Furthermore, Lampe appears unaware of the contradiction in his own thesis: namely, why a conflict between multi-ethnicrepublics over economic resources and constitutional prerogatives should culminate in the "civil war" transcending republican boundaries that he describes, between the Bosnian government and the leadership of the principal Bosnian Serb political party or between the Croatian government and Croatian Serb rebels. Are we talking here of an interstate conflict between the six republics, or of a series of distinct civil wars between ethnic groups within each republic?

Lampe appears unaware of the difference, claiming that in 1989-90 "Krajina Serbs staged their own confrontations with local Croats and - encouraged most by the Milosevic media - began to demand autonomy within Croatia, cultural if part of Yugoslavia and political if not. A direct Serb-Croat confrontation had always threatened the very survival of any Yugoslavia, from the first such fatal intersection in 1927-28 forward". Yet 1927-28 saw an alliance between Croats and Croatian Serbs against Belgrade, whereas 1990 according to Lampe saw an alliance of Croatian Serbs and Belgrade against Croatia.
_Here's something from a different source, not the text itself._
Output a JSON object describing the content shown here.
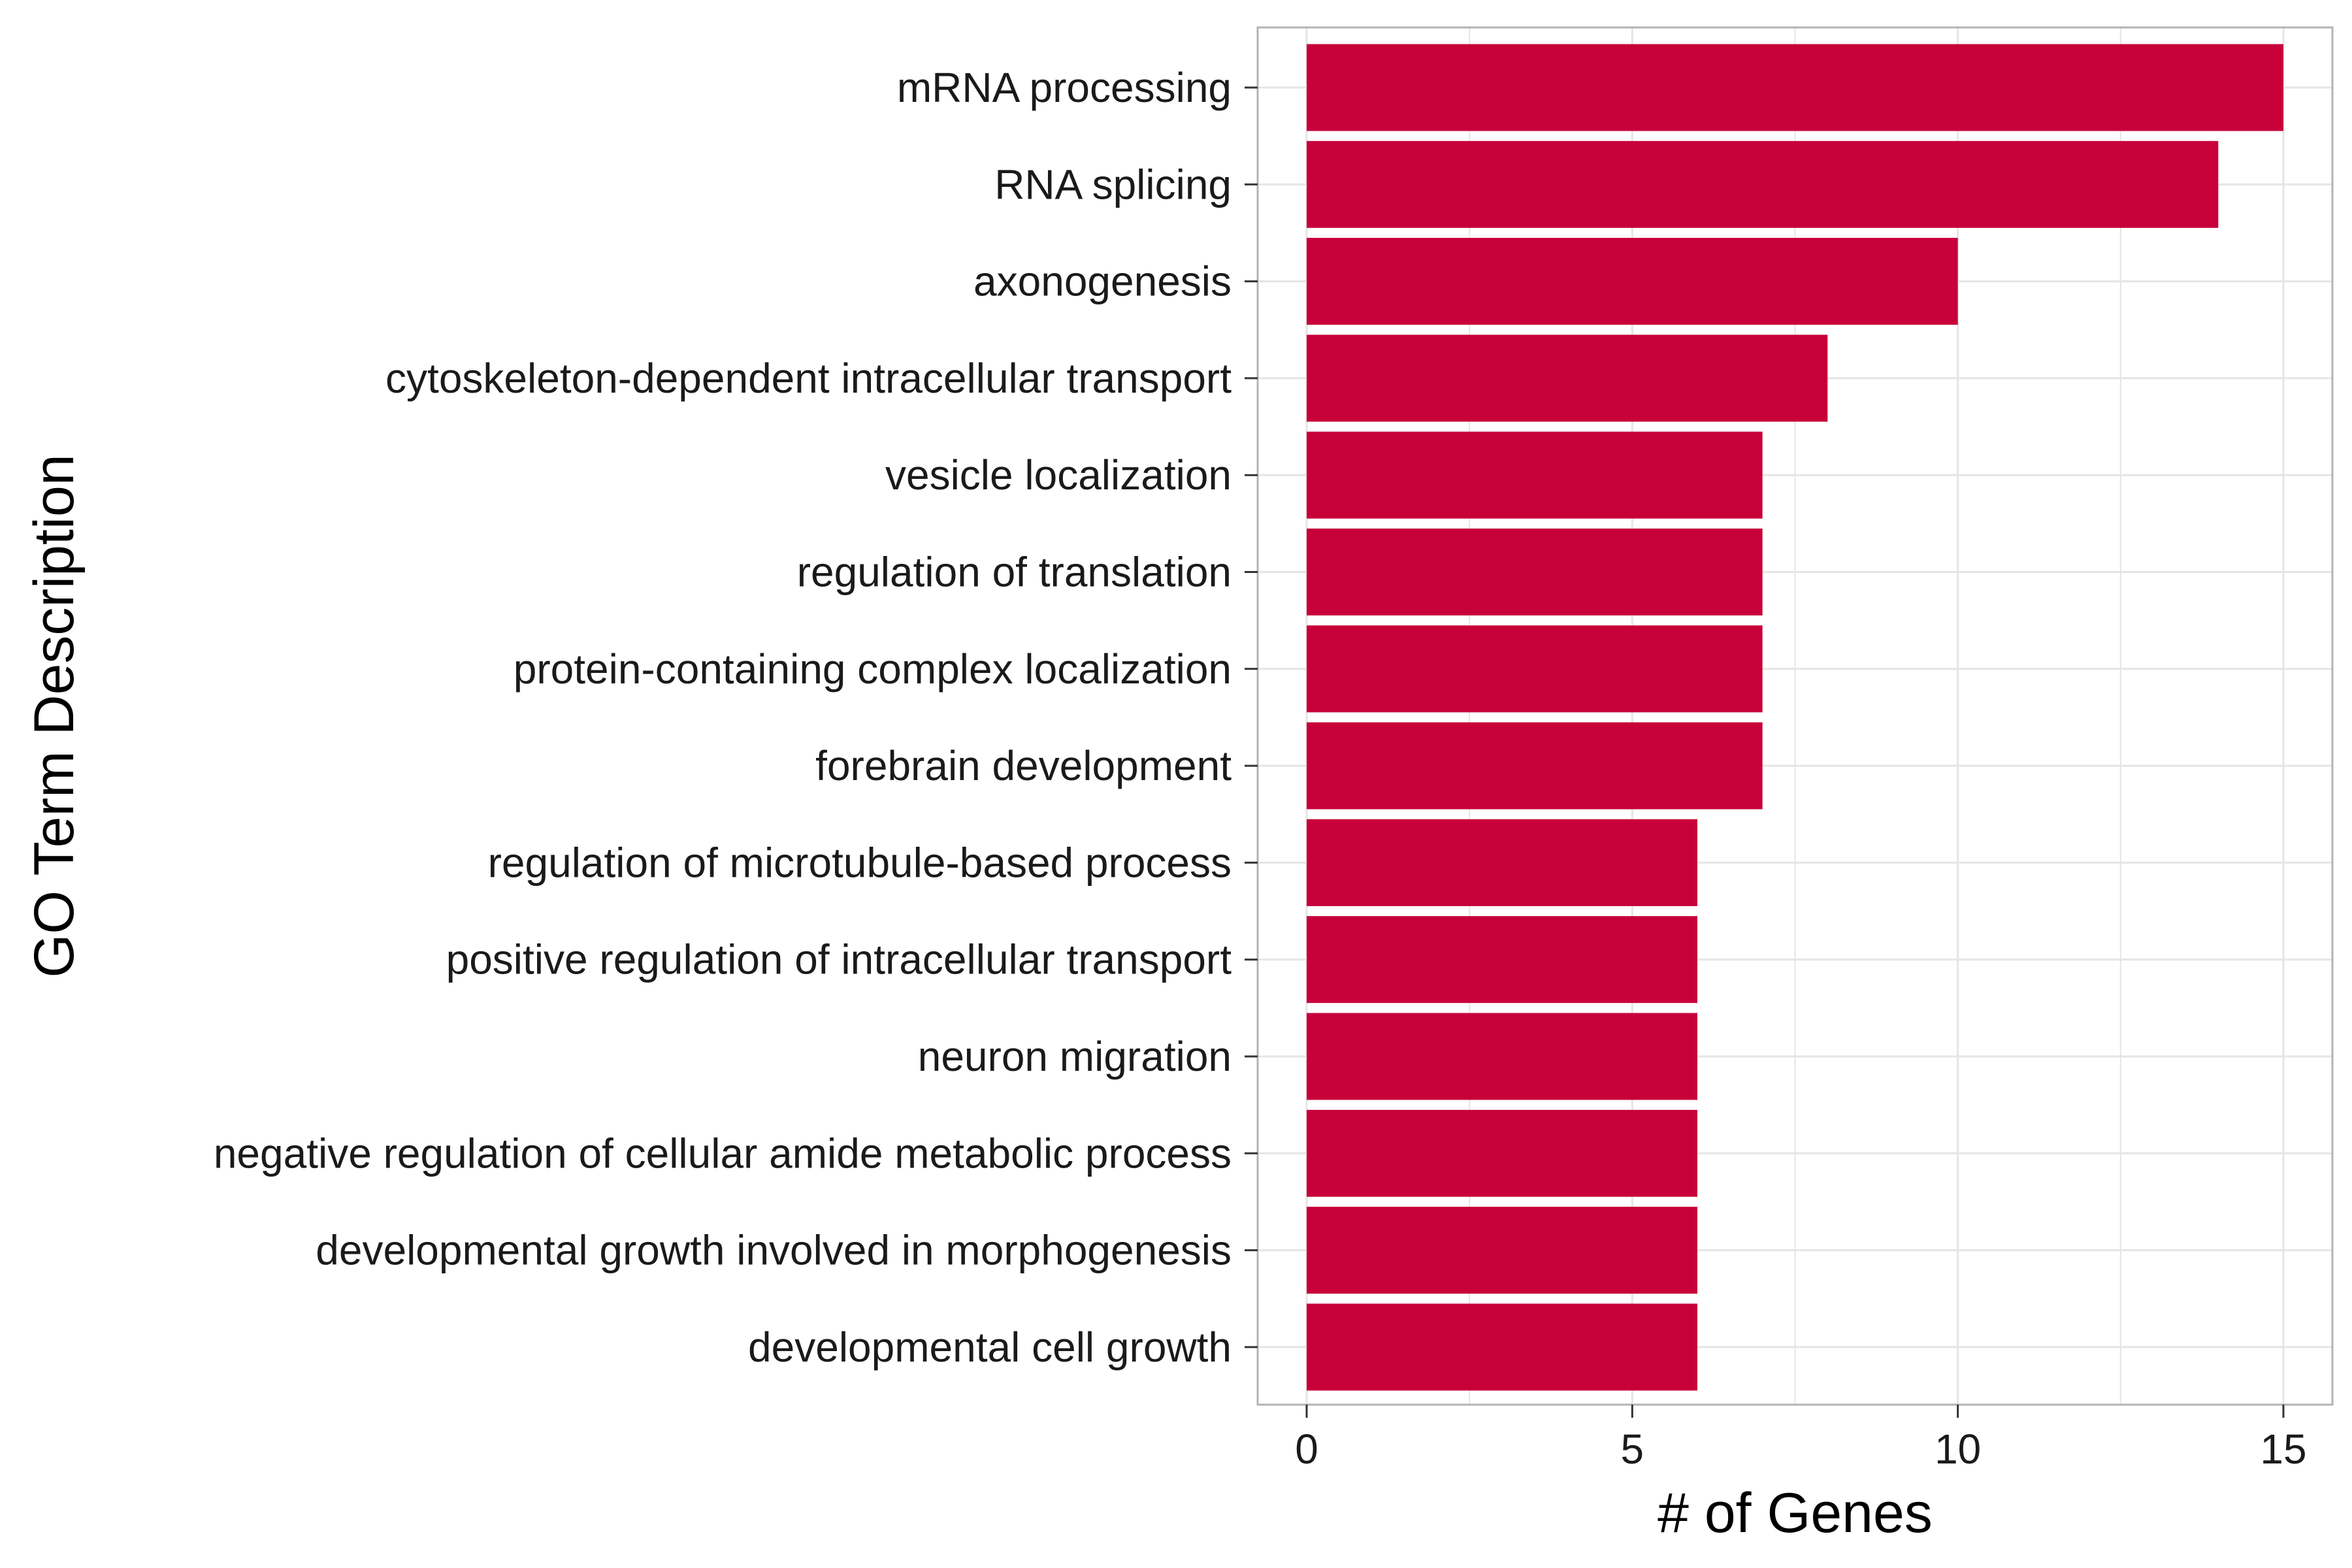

Such paradoxes are only obscured by talk of "ethnic politics", a wholly meaningless term by which Lampe absolves himself of any obligation to investigate his subject seriously.

Finally, Lampe repeats the Serb-nationalist complaint that "the much debated European and American recognition of Bosnia-Hercegovina on April 6" was "a date thoughtlessly chosen to coincide with the anniversary of the Nazi invasion of Yugoslavia and the bombing of Belgrade in 1941". The date can only be described as "thoughtlessly chosen" if one assumes that international recognition of Bosnia-Hercegovina was an attack on the Serb nation reminiscent of Hitler’s attack fifty-one years previously, or if one believes that such considerations really were the reason behind the Serbian onslaught on Bosnia in 1992. Lampe should be aware that 6 April was the date of Sarajevo’s liberation from the Nazis in 1945, by a multi-ethnic resistance movement encompassing Serbs, Muslims and Croats. A more appropriate date for recognition of Bosnia-Hercegovina could scarcely have been chosen.